The Lusaka high court has upheld the stay of execution granted to six environmental organisations against government’s decision to allow the opening of a mining project in the Lower Zambezi National Park.

Elephants crossing the Chongwe River – a tributary of the Zambezi that borders the Lower Zambezi National Park © Sharon Gilbert-Rivett

This means that the Kangaluwi mining project would not commence until the final determination of the appeal to the court by the organisations.

The organisations are challenging the government’s decision on grounds that it was wrong in law and fact because it posed a danger on many people’s lives.

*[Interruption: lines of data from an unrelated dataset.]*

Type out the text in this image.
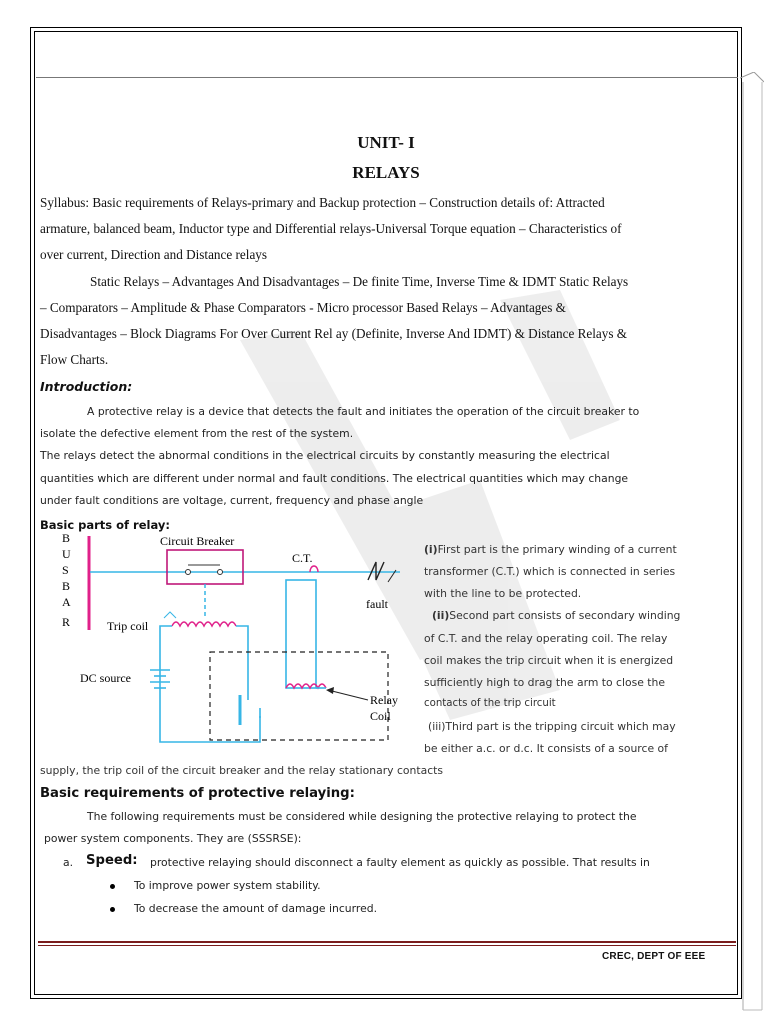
UNIT- I
RELAYS
Syllabus: Basic requirements of Relays-primary and Backup protection – Construction details of: Attracted
armature, balanced beam, Inductor type and Differential relays-Universal Torque equation – Characteristics of
over current, Direction and Distance relays
Static Relays – Advantages And Disadvantages – De finite Time, Inverse Time & IDMT Static Relays
– Comparators – Amplitude & Phase Comparators - Micro processor Based Relays – Advantages &
Disadvantages – Block Diagrams For Over Current Rel ay (Definite, Inverse And IDMT) & Distance Relays &
Flow Charts.
Introduction:
A protective relay is a device that detects the fault and initiates the operation of the circuit breaker to
isolate the defective element from the rest of the system.
The relays detect the abnormal conditions in the electrical circuits by constantly measuring the electrical
quantities which are different under normal and fault conditions. The electrical quantities which may change
under fault conditions are voltage, current, frequency and phase angle
Basic parts of relay:
B
U
S
B
A
R
Circuit Breaker
C.T.
fault
Trip coil
DC source
Relay
Coil
(i)First part is the primary winding of a current
transformer (C.T.) which is connected in series
with the line to be protected.
(ii)Second part consists of secondary winding
of C.T. and the relay operating coil. The relay
coil makes the trip circuit when it is energized
sufficiently high to drag the arm to close the
contacts of the trip circuit
(iii)Third part is the tripping circuit which may
be either a.c. or d.c. It consists of a source of
supply, the trip coil of the circuit breaker and the relay stationary contacts
Basic requirements of protective relaying:
The following requirements must be considered while designing the protective relaying to protect the
power system components. They are (SSSRSE):
a. Speed: protective relaying should disconnect a faulty element as quickly as possible. That results in
To improve power system stability.
To decrease the amount of damage incurred.
CREC, DEPT OF EEE
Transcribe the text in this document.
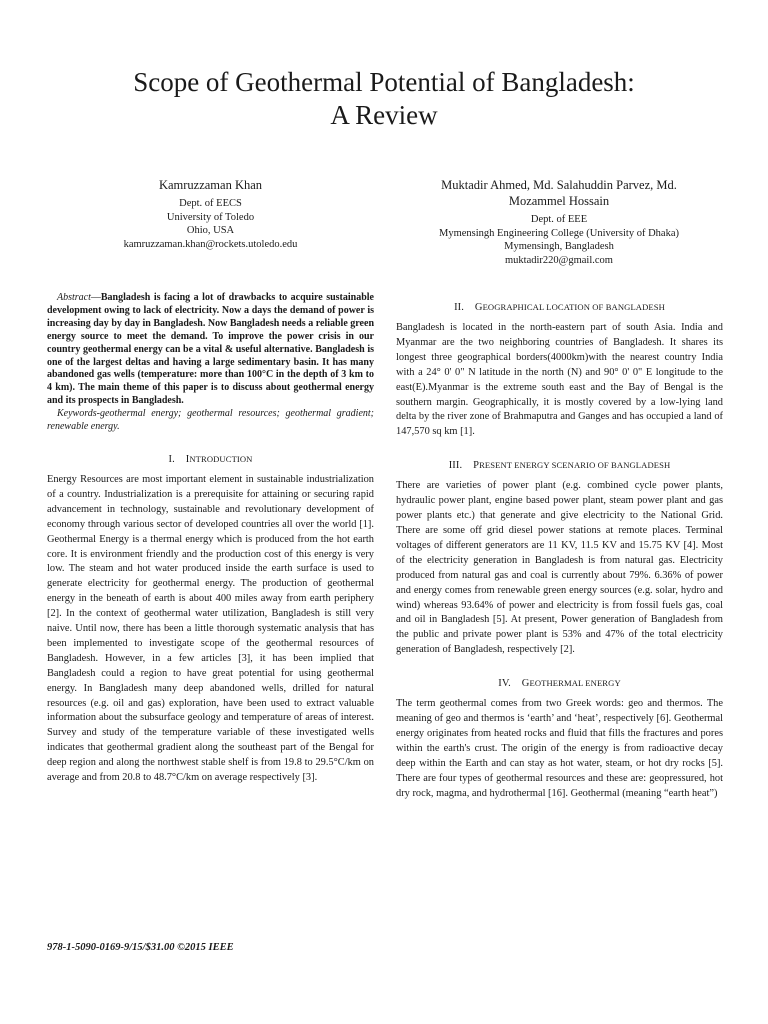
Scope of Geothermal Potential of Bangladesh:
A Review
Kamruzzaman Khan
Dept. of EECS
University of Toledo
Ohio, USA
kamruzzaman.khan@rockets.utoledo.edu
Muktadir Ahmed, Md. Salahuddin Parvez, Md.
Mozammel Hossain
Dept. of EEE
Mymensingh Engineering College (University of Dhaka)
Mymensingh, Bangladesh
muktadir220@gmail.com

Abstract—Bangladesh is facing a lot of drawbacks to acquire sustainable development owing to lack of electricity. Now a days the demand of power is increasing day by day in Bangladesh. Now Bangladesh needs a reliable green energy source to meet the demand. To improve the power crisis in our country geothermal energy can be a vital & useful alternative. Bangladesh is one of the largest deltas and having a large sedimentary basin. It has many abandoned gas wells (temperature: more than 100°C in the depth of 3 km to 4 km). The main theme of this paper is to discuss about geothermal energy and its prospects in Bangladesh.

Keywords-geothermal energy; geothermal resources; geothermal gradient; renewable energy.

I. INTRODUCTION

Energy Resources are most important element in sustainable industrialization of a country. Industrialization is a prerequisite for attaining or securing rapid advancement in technology, sustainable and revolutionary development of economy through various sector of developed countries all over the world [1]. Geothermal Energy is a thermal energy which is produced from the hot earth core. It is environment friendly and the production cost of this energy is very low. The steam and hot water produced inside the earth surface is used to generate electricity for geothermal energy. The production of geothermal energy in the beneath of earth is about 400 miles away from earth periphery [2]. In the context of geothermal water utilization, Bangladesh is still very naive. Until now, there has been a little thorough systematic analysis that has been implemented to investigate scope of the geothermal resources of Bangladesh. However, in a few articles [3], it has been implied that Bangladesh could a region to have great potential for using geothermal energy. In Bangladesh many deep abandoned wells, drilled for natural resources (e.g. oil and gas) exploration, have been used to extract valuable information about the subsurface geology and temperature of areas of interest. Survey and study of the temperature variable of these investigated wells indicates that geothermal gradient along the southeast part of the Bengal for deep region and along the northwest stable shelf is from 19.8 to 29.5°C/km on average and from 20.8 to 48.7°C/km on average respectively [3].

II. GEOGRAPHICAL LOCATION OF BANGLADESH

Bangladesh is located in the north-eastern part of south Asia. India and Myanmar are the two neighboring countries of Bangladesh. It shares its longest three geographical borders(4000km)with the nearest country India with a 24° 0' 0" N latitude in the north (N) and 90° 0' 0" E longitude to the east(E).Myanmar is the extreme south east and the Bay of Bengal is the southern margin. Geographically, it is mostly covered by a low-lying land delta by the river zone of Brahmaputra and Ganges and has occupied a land of 147,570 sq km [1].

III. PRESENT ENERGY SCENARIO OF BANGLADESH

There are varieties of power plant (e.g. combined cycle power plants, hydraulic power plant, engine based power plant, steam power plant and gas power plants etc.) that generate and give electricity to the National Grid. There are some off grid diesel power stations at remote places. Terminal voltages of different generators are 11 KV, 11.5 KV and 15.75 KV [4]. Most of the electricity generation in Bangladesh is from natural gas. Electricity produced from natural gas and coal is currently about 79%. 6.36% of power and energy comes from renewable green energy sources (e.g. solar, hydro and wind) whereas 93.64% of power and electricity is from fossil fuels gas, coal and oil in Bangladesh [5]. At present, Power generation of Bangladesh from the public and private power plant is 53% and 47% of the total electricity generation of Bangladesh, respectively [2].

IV. GEOTHERMAL ENERGY

The term geothermal comes from two Greek words: geo and thermos. The meaning of geo and thermos is ‘earth’ and ‘heat’, respectively [6]. Geothermal energy originates from heated rocks and fluid that fills the fractures and pores within the earth's crust. The origin of the energy is from radioactive decay deep within the Earth and can stay as hot water, steam, or hot dry rocks [5]. There are four types of geothermal resources and these are: geopressured, hot dry rock, magma, and hydrothermal [16]. Geothermal (meaning “earth heat”)

978-1-5090-0169-9/15/$31.00 ©2015 IEEE
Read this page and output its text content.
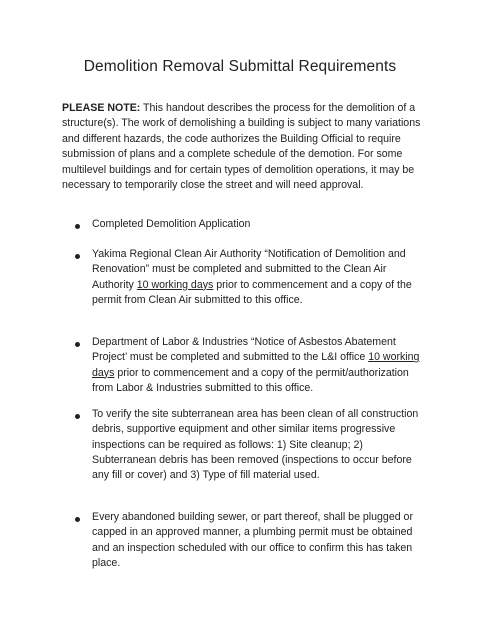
Demolition Removal Submittal Requirements
PLEASE NOTE: This handout describes the process for the demolition of a structure(s). The work of demolishing a building is subject to many variations and different hazards, the code authorizes the Building Official to require submission of plans and a complete schedule of the demotion. For some multilevel buildings and for certain types of demolition operations, it may be necessary to temporarily close the street and will need approval.
Completed Demolition Application
Yakima Regional Clean Air Authority “Notification of Demolition and Renovation” must be completed and submitted to the Clean Air Authority 10 working days prior to commencement and a copy of the permit from Clean Air submitted to this office.
Department of Labor & Industries “Notice of Asbestos Abatement Project’ must be completed and submitted to the L&I office 10 working days prior to commencement and a copy of the permit/authorization from Labor & Industries submitted to this office.
To verify the site subterranean area has been clean of all construction debris, supportive equipment and other similar items progressive inspections can be required as follows: 1) Site cleanup; 2) Subterranean debris has been removed (inspections to occur before any fill or cover) and 3) Type of fill material used.
Every abandoned building sewer, or part thereof, shall be plugged or capped in an approved manner, a plumbing permit must be obtained and an inspection scheduled with our office to confirm this has taken place.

Judge Mubanga Kondolo said in upholding the decision yesterday that the damage to the environment that the project would cause was a matter of public concern and interest which affects all people born and unborn. Mr Justice Kondolo said that if he lifted the stay of execution which was granted to the organisations on February 18 2014, their appeal against the ministry of mines to allow the commencement of large scale mining in the national park would become nugatory and rendered academic.

He said that it would be rendered a mere academic exercise because the project entailed large scale mining which might seriously deface or otherwise affect the environment. Mr Justice Kondolo said there was no need for the organisations to specify or prove exactly how they were affected by the project as was argued by attorney general Mumba Malila because the consequences of damage could affect anyone.

“I shall not pronounce myself on the rest of the arguments of the parties save to state that a damage to the environment is a matter of public concern and interest which affects all people born and unborn. For this reason I find that the appellants do not need to specify or prove exactly how they are affected by the subject project” Mr Justice Kondolo said.

Mr Justice Kondolo further said that the stay of execution granted against the minister’s decision would not amount to an injunction against the state because it was not civil proceedings as contemplated by section 16 (2) of the State Proceedings Act. Mr Malila had in his request to have the stay of execution lifted submitted to the court that the stay was incompetent because it offended section 16 (2) of the State Proceedings Act. He said none of the six live within the Lower Zambezi National park and did not show to the court how they would be affected or the nature of injury that they would suffer.

But the organisations had urged the court to confirm the stay saying they would suffer loss that could not be atoned for in damages because environmental degradation affected everybody and that no amount of compensation could atone for the extinction of animals, pollution and others.